09 August 2021
Die Automobilindustrie verändert sich mit großer Geschwindigkeit.
In dem Maße, in dem wir zunehmend vom Verbrenner über Hybride zu reinen Elektrofahrzeugen wechseln, ändern sich auch die Prioritäten der Entwickler. Es ist offensichtlich, dass wir Geräusche, Schwingungen und Rauigkeit in zukünftigen Fahrzeugen signifikant anders wahrnehmen werden.
Geräusche
Geräusche entstehen aus Schwingungen und stehen generell für alles, was man hört, als Folge akustischer Wellen, die sich durch Luft oder andere Medien verbreiten.
Schwingungen
Schwingungen sind periodische, wiederkehrende oder andere Bewegungen von festen oder elastischen Körpern oder Medien um eine Position oder Gleichgewichtslage.
Rauigkeit
Rauigkeit – in diesem Zusammenhang – wird als Psychoakustik verstanden, dem menschlichen Empfinden von Schall bzgl. Frequenz und Dauer, anstatt nur der Lautstärke.
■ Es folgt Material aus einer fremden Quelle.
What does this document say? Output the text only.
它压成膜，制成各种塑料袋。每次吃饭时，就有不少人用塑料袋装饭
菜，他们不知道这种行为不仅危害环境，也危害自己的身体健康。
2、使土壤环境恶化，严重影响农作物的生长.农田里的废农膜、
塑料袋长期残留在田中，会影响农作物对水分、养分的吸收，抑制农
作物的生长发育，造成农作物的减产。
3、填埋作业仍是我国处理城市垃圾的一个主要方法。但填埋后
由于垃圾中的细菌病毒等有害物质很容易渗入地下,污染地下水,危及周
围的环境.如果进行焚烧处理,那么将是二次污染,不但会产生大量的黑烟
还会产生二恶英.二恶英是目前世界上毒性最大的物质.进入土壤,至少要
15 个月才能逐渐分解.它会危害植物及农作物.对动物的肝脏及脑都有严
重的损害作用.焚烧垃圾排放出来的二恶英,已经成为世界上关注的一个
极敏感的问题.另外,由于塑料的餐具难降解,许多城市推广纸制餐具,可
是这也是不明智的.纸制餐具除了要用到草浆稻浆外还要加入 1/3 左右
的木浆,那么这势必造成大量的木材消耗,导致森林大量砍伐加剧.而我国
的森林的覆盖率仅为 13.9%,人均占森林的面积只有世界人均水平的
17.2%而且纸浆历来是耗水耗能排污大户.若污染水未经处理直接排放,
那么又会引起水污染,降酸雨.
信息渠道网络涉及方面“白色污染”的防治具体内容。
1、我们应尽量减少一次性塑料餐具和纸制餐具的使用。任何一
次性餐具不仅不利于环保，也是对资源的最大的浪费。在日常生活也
Wenn sich die Automobilindustrie in Richtung Hybrid- und Elektrofahrzeuge verändert, werden Geräusche, Schwingungen und Rauigkeiten entstehen (oder vermehrt wahrgenommen) durch neue, aber auch vorhandene Quellen. Während der Antriebsstrang für Elektrofahrzeuge sich stetig weiterentwickelt und verändert, bleiben Komponenten für den Innenraum und die Karosserie weitgehend gleich. Geräusche und Schwingungen von Fahrzeugelektronik, Getriebe, Motor, Interaktion von Rädern mit der Straße sowie Aerodynamik zu bewältigen, stellt neue Herausforderungen an Komponenten-Entwickler, da viele Geräusche zum Teil oder ganz vom Verbrennungsmotor überdeckt wurden. Komponenten-Entwickler müssen neue Lösungen finden, um diese Geräusche zu beseitigen und den steigenden Ansprüchen der Kundschaft gerecht zu werden.
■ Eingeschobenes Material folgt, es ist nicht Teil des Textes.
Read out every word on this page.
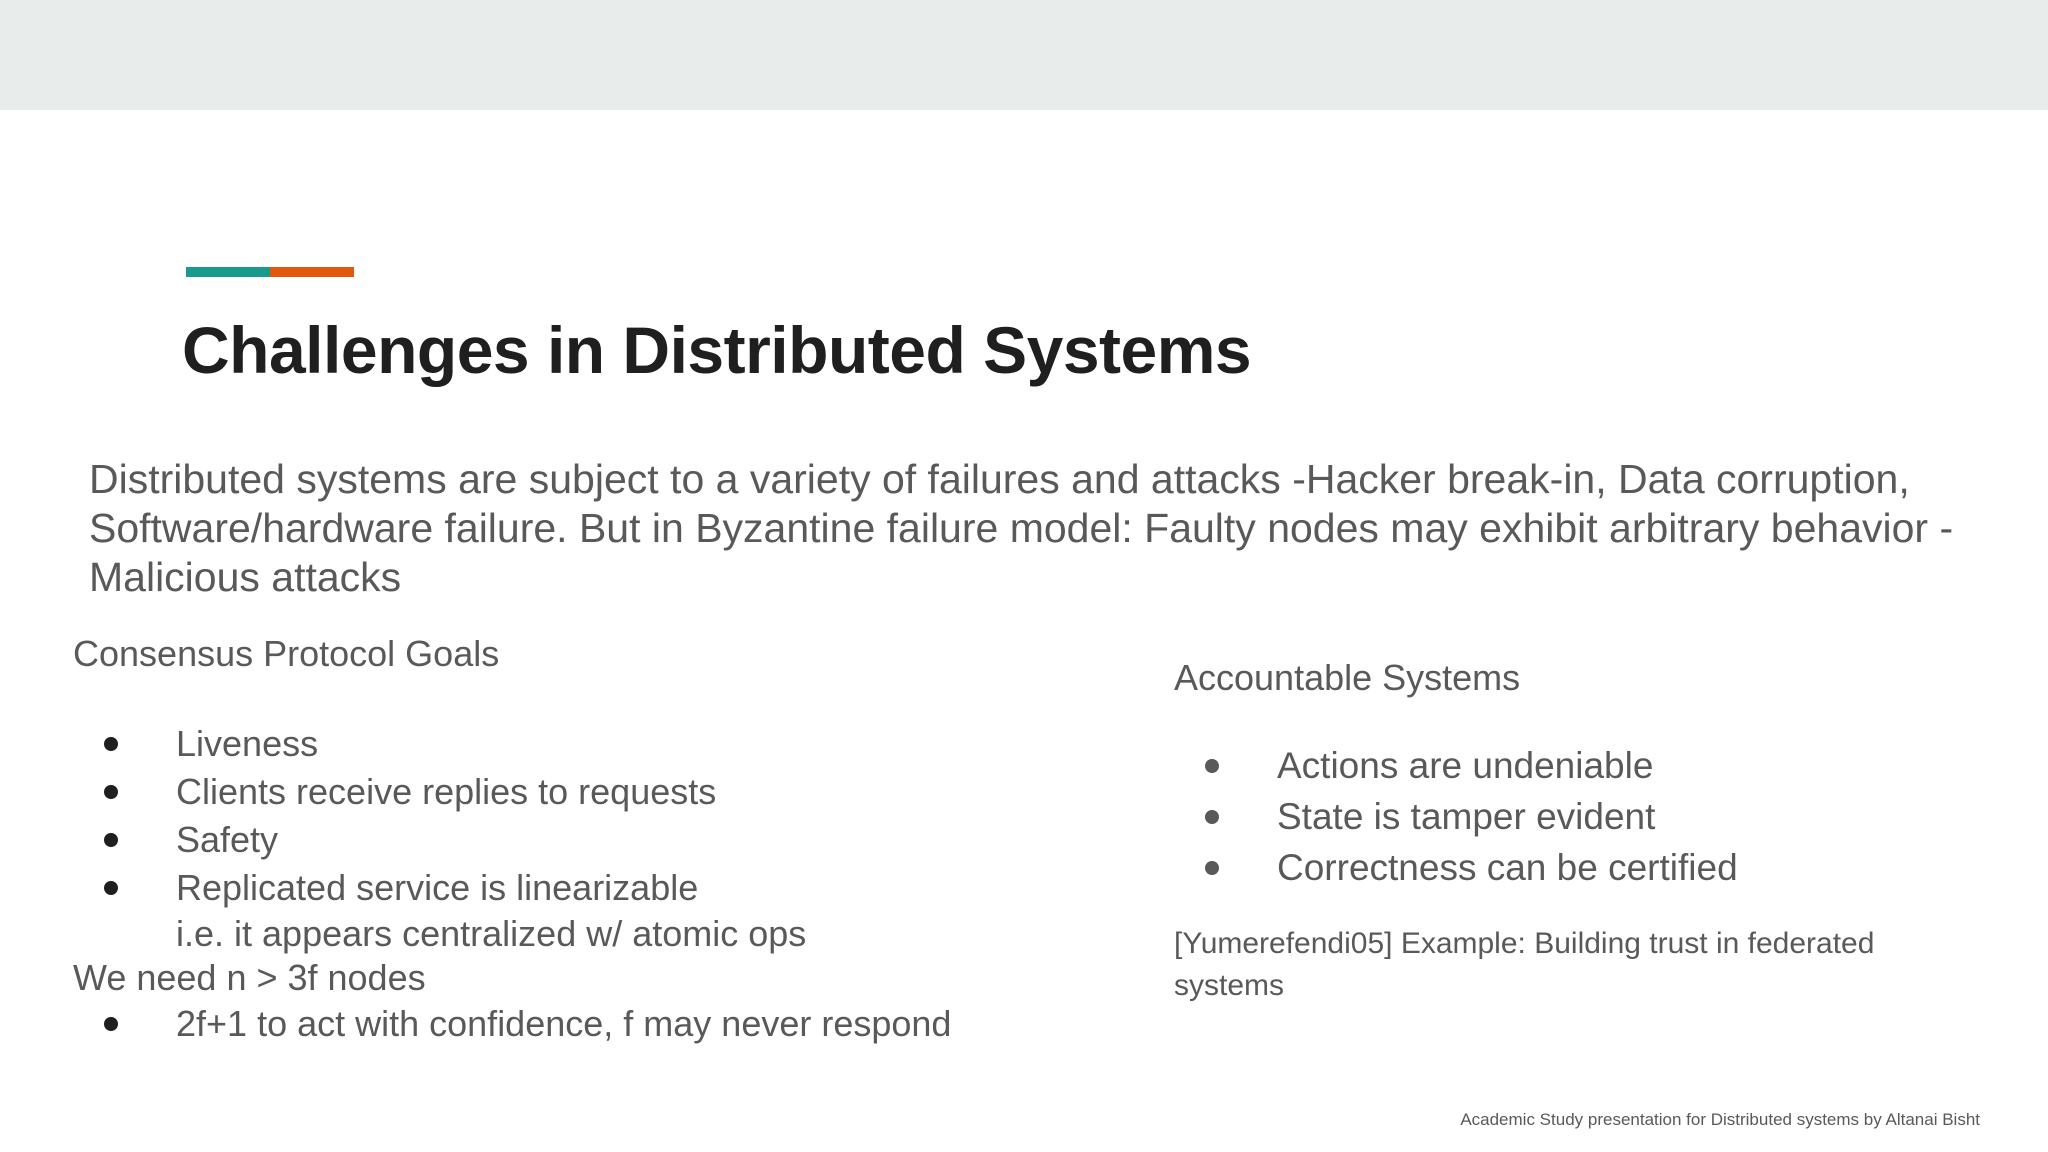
Challenges in Distributed Systems

Distributed systems are subject to a variety of failures and attacks -Hacker break-in, Data corruption, Software/hardware failure. But in Byzantine failure model: Faulty nodes may exhibit arbitrary behavior - Malicious attacks

Consensus Protocol Goals

Liveness
Clients receive replies to requests
Safety
Replicated service is linearizable
i.e. it appears centralized w/ atomic ops

We need n > 3f nodes

2f+1 to act with confidence, f may never respond

Accountable Systems

Actions are undeniable
State is tamper evident
Correctness can be certified

[Yumerefendi05] Example: Building trust in federated systems

Academic Study presentation for Distributed systems by Altanai Bisht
Wird der Antriebsstrang zunehmend elektrifiziert, müssen Konstrukteure folgende vier Kategorien berücksichtigen, die Geräusche, Schwingungen und Rauigkeiten im Fahrzeug verursachen:
Vormals überlagerte Geräusche
Der Austausch eines Verbrennermotors durch einen elektrischen Antrieb bedeutet, dass Geräusche, die vormals überlagert waren, nun von den Fahrzeugnutzern wahrgenommen werden. Geräusche durch sich ändernde Fahrbahnbeläge, Quietschen, Klappern und Dröhnen müssen von Fahrzeug-Konstrukteuren und Komponenten-Entwicklern ernsthaft beachtet und vermieden werden.
NVH Management
Während die generelle Vorstellung besteht, dass es in einem Elektrofahrzeug leise ist, sieht die Realität anders aus. Mit entsprechender Planung kann es schon sehr leise sein. Dies bedarf aber einiges an Entwicklung und Erprobung, um Quietschen, Klappern, Dröhnen sowie Abroll- und Strömungs-Geräusche zu reduzieren. „Der Teufel steckt im Detail“ ist ein bekanntes Sprichwort, das sagen soll, dass es oft die kleinen Dinge sind, die einen großen Einfluss haben.
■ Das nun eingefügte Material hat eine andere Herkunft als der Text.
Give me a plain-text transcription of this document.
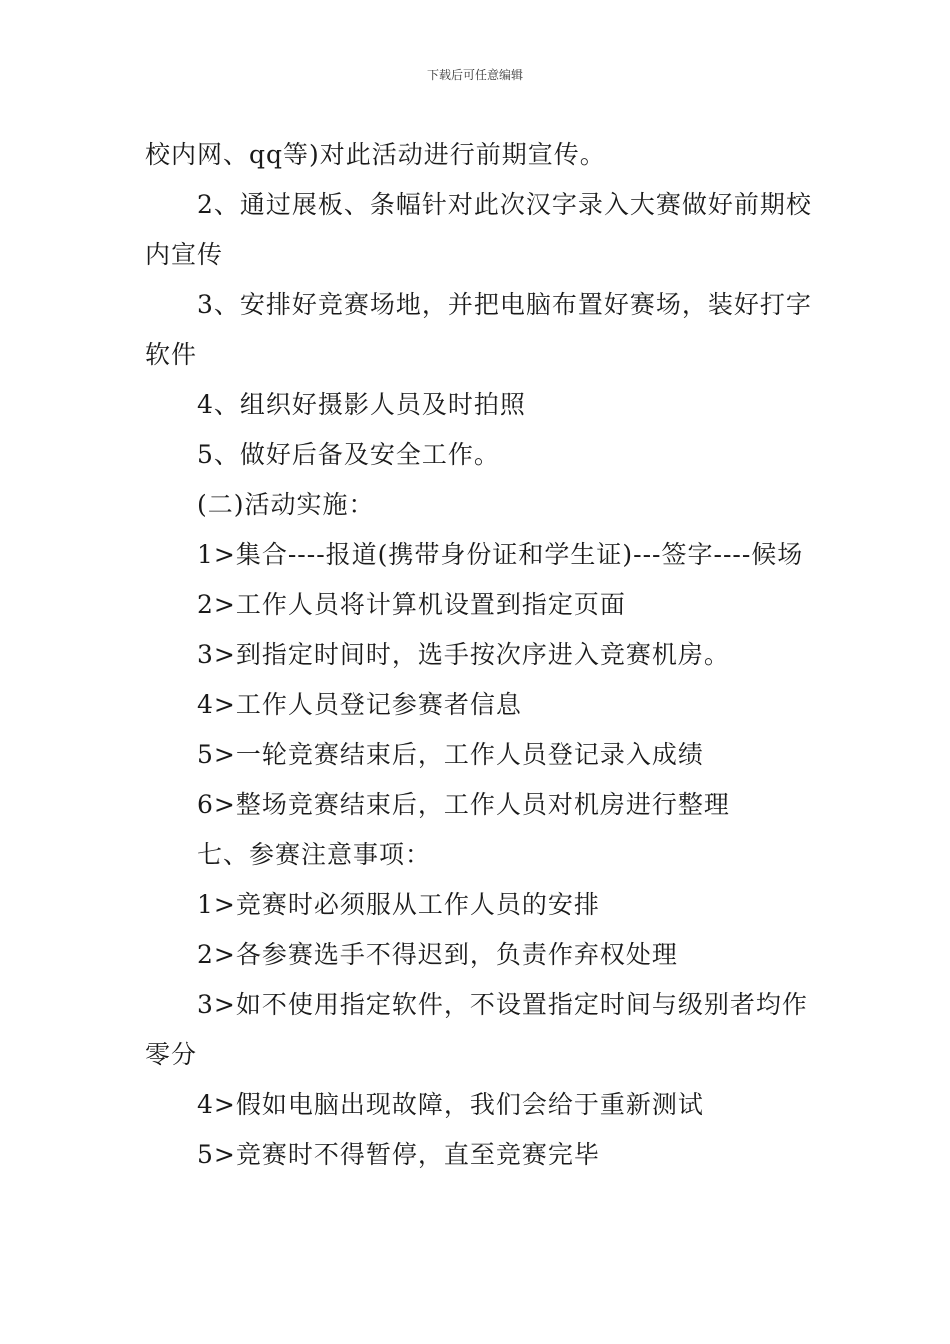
下载后可任意编辑

校内网、qq等)对此活动进行前期宣传。

2、通过展板、条幅针对此次汉字录入大赛做好前期校内宣传

3、安排好竞赛场地，并把电脑布置好赛场，装好打字软件

4、组织好摄影人员及时拍照

5、做好后备及安全工作。

(二)活动实施：

1>集合----报道(携带身份证和学生证)---签字----候场

2>工作人员将计算机设置到指定页面

3>到指定时间时，选手按次序进入竞赛机房。

4>工作人员登记参赛者信息

5>一轮竞赛结束后，工作人员登记录入成绩

6>整场竞赛结束后，工作人员对机房进行整理

七、参赛注意事项：

1>竞赛时必须服从工作人员的安排

2>各参赛选手不得迟到，负责作弃权处理

3>如不使用指定软件，不设置指定时间与级别者均作零分

4>假如电脑出现故障，我们会给于重新测试

5>竞赛时不得暂停，直至竞赛完毕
Mögliche Anpassungen im Innenraum
Es gibt viele Faktoren, die Einfluss auf den Fahrzeuginnenraum haben. Die Elektrifizierung des Fahrzeugs ermöglicht den Wegfall des Verbrennungsmotors, kompaktere elektrische Antriebe, so gut wie kein Getriebe mehr und Batteriezellen, die sich unterhalb der Fahrzeugkabine befinden. Diese Veränderungen eröffnen neue Gestaltungsmöglichkeiten bzgl. Innenraum, die traditionell bei Verbrennern nicht machbar waren. Diese Veränderungen werden heute für Elektrofahrzeuge zum Standard.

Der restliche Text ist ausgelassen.